# Sleeping Arrangements!



## Boo Cable (Mar 24, 2015)

Hi Everyone, I know there are several posts on here about sleeping arrangements already but I can't find any from anyone who already has a dog and is getting a new puppy.

We have a five year old labradoodle who was crate trained and always slept alone downstairs. We left her all night from day one and she was housetrained within a week. She now (following a house move) sleeps on the bedroom floor and sleeps well all night. She lies in at weekends too!

We are getting a cockapoo puppy in July and I am really confused as to what to do! Do we do the same as we did with Boo and crate train her downstairs or would the puppy benefit from being in the bedroom with us and Boo?

I have really enjoyed reading other threads on this forum and look forward to receiving some good advice!


----------



## fairlie (Sep 7, 2013)

If it were me I'd keep puppy in a crate in your room until you've cracked the house training.


----------



## Goosey (Aug 22, 2014)

I think everyone is different in how they do this and there's no wrong way. I have a 14 month cockapoo that like yours was crated in the kitchen even though I never closed her in it and again like yours was house trained quickly. 
I'm getting another cockapoo puppy in June and I shall be doing the same again. Molly still sleeps in the kitchen ( this is her choice it's just where she chooses to sleep at night) day times she prefers the lounge. 
When the puppy arrive she will have to sleep upstairs whilst house training the new puppy, but afterwards both will have a choice of where they sleep!


----------



## emjon123 (Apr 9, 2013)

Bailey was crate trained in the kitchen too and she never wet her crate once. She too chooses to sleep in the kitchen at night and she sleeps there when no one at home. She does have a bed in the living room that she chooses when we are in the living room. She does sometimes come up to our room at night if I go to bed before my husband, but she always comes back down to her own bed. Everyone is different but this suits us and, more importantly, Bailey.


----------



## Peanut (Dec 1, 2013)

fairlie said:


> If it were me I'd keep puppy in a crate in your room until you've cracked the house training.


This is what I did with the second poo.
He slept very nicely from day one in the crate in the bedroom. Otherwise he will feel completely alone away from you and his mate, the other dog. 

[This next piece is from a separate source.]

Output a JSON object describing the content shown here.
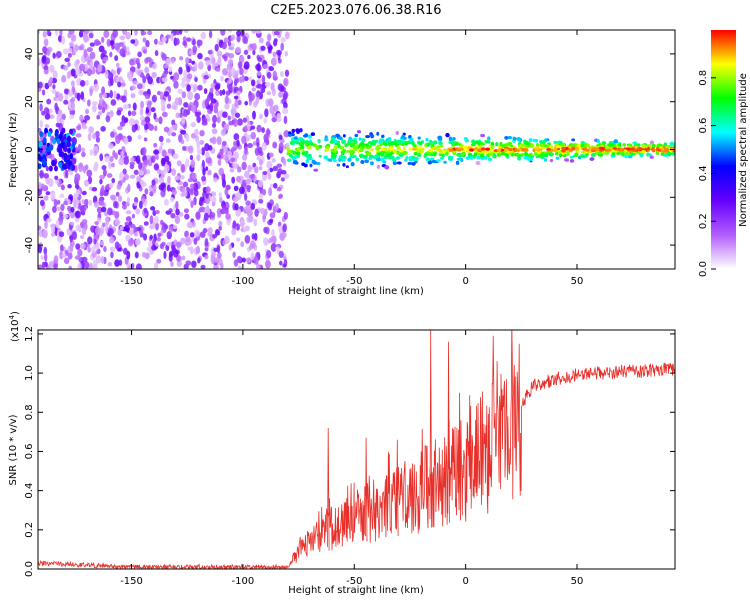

Now... do not expect to have a dog potty trained in a week... wishful thinking with a cockapoo. They can learn quicker or not, but to the extend of no accidents... nope.


----------



## lady amanda (Nov 26, 2010)

my first has been sleeping in bed with us since she was a year and a half old....my second we crate trained just like the first, it aids in the potty training


----------



## Cat 53 (Aug 26, 2012)

My first slept in the kitchen with my 10 year old mini schnauzer and was very happy. After Mandy died and we got Phoebe, she slept in a dog travel box next to Max for three days. Day four we left the door open and they slept together in the kitchen and that's where they sleep to this day. In their dog beds with access to fresh water.


----------